O interesse da piscicultura, a defesa de margens alcantiladas, a navegação, tanto transversal como longitudinal, e a defesa contra a poluição das águas também nem sempre serão conciliáveis com a actividade humana desordenada, mesmo limitada ao simples turismo ou desporto.
Não admira que a legislação em vigor seja omissa sobre esta matéria.
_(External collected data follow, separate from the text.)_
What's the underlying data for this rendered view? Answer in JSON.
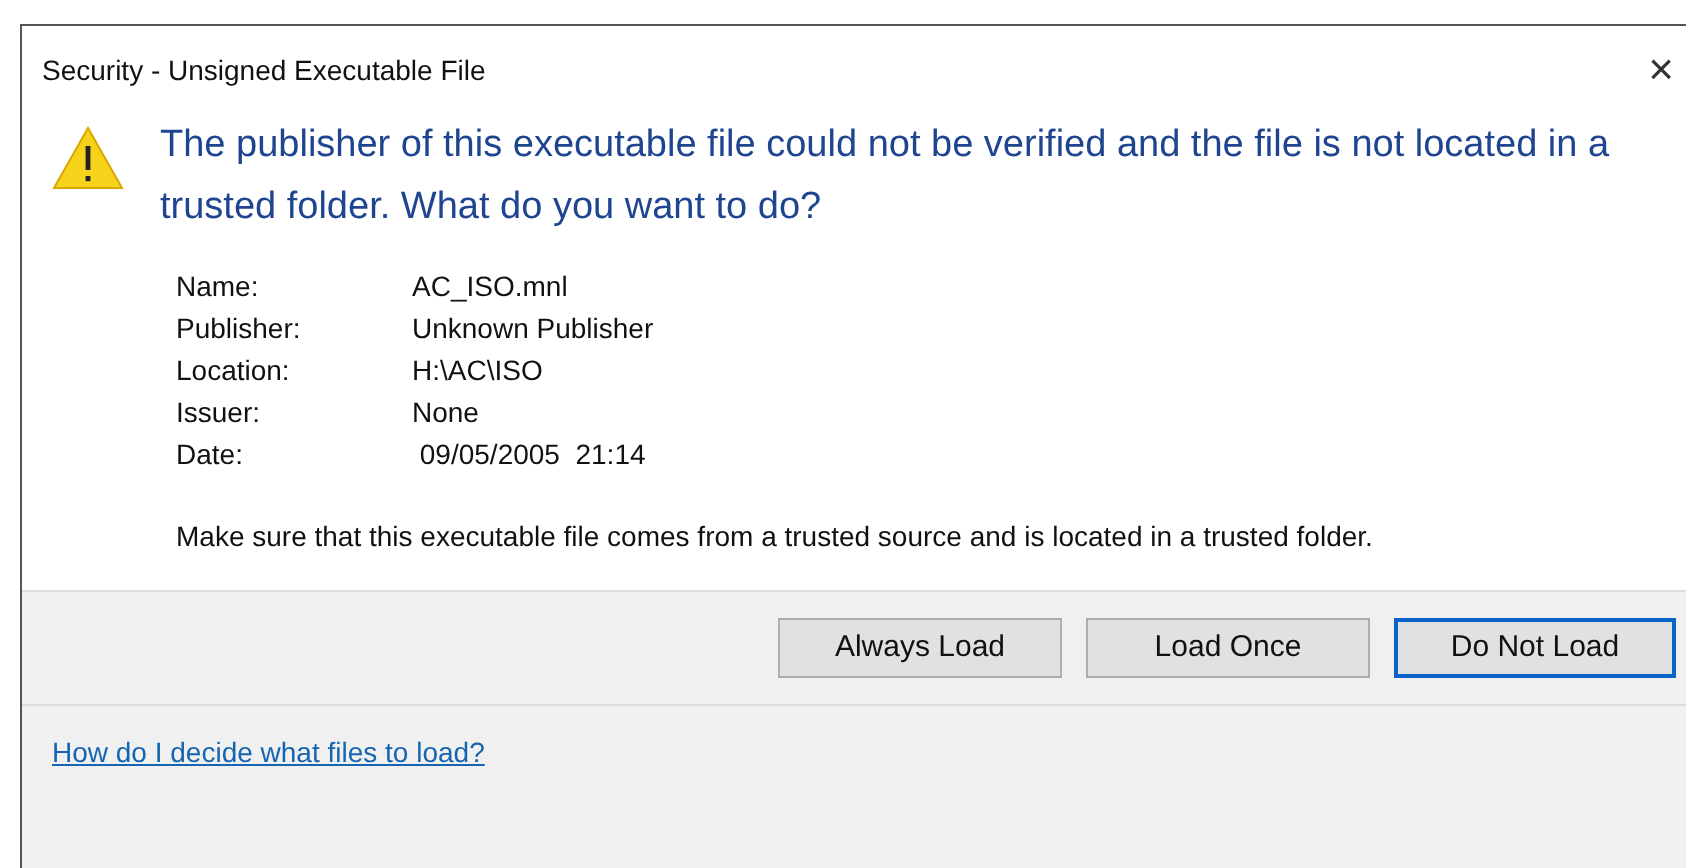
{
  "window": {
    "title": "Security - Unsigned Executable File",
    "close": "×"
  },
  "heading": "The publisher of this executable file could not be verified and the file is not located in a trusted folder. What do you want to do?",
  "details": [
    {
      "label": "Name:",
      "value": "AC_ISO.mnl"
    },
    {
      "label": "Publisher:",
      "value": "Unknown Publisher"
    },
    {
      "label": "Location:",
      "value": "H:\\AC\\ISO"
    },
    {
      "label": "Issuer:",
      "value": "None"
    },
    {
      "label": "Date:",
      "value": " 09/05/2005  21:14"
    }
  ],
  "note": "Make sure that this executable file comes from a trusted source and is located in a trusted folder.",
  "buttons": [
    {
      "label": "Always Load",
      "default": false
    },
    {
      "label": "Load Once",
      "default": false
    },
    {
      "label": "Do Not Load",
      "default": true
    }
  ],
  "help_link": "How do I decide what files to load?"
}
Na verdade, o Regulamento dos Serviços Hidráulicos foi publicado em 1892 e a Lei de Águas em 1919, enquanto o início da criação intensiva de albufeiras remonta apenas a cerca de vinte anos.
Parece, pois, aconselhável proceder-se à classificação das albufeiras de águas públicas, não só para subordinar o exercício das actividades secundárias às finalidades primordiais, mas também para garantir a consecução destas últimas, tendo em conta o presente e a evolução previsível.
Nestes termos:
Usando da faculdade conferida pela 1.ª parte do n.º 2.º do artigo 109.º da Constituição, o Governo decreta e eu promulgo, para valer como lei, o seguinte:
Artigo 1.º - 1. As albufeiras de águas públicas serão classificadas e terão zonas de protecção fixadas pelo Ministério das Obras Públicas, com o fim de harmonizar o seu aproveitamento secundário com as utilizações principais a que se destinaram ou com as que posteriormente forem determinadas pelo Governo.
2. As actividades compreendidas no aproveitamento secundário das albufeiras de águas públicas terão de ser compatíveis com os fins determinantes da sua criação, iniciais ou sucessivos, e com o regime de exploração, variação do nível da água e outras circunstâncias atendíveis.
3. A Secretaria de Estado da Informação e Turismo será ouvida sobre o interesse das actividades recreativas que o Ministério das Obras Públicas considere compatíveis com as finalidades principais atribuídas às albufeiras de águas públicas.
4. As entidades concessionárias, as associações de regantes e beneficiários e outros organismos interessados na exploração das albufeiras de águas públicas prestarão à Direcção-Geral dos Serviços Hidráulicos toda a colaboração necessária para o cumprimento do disposto neste diploma.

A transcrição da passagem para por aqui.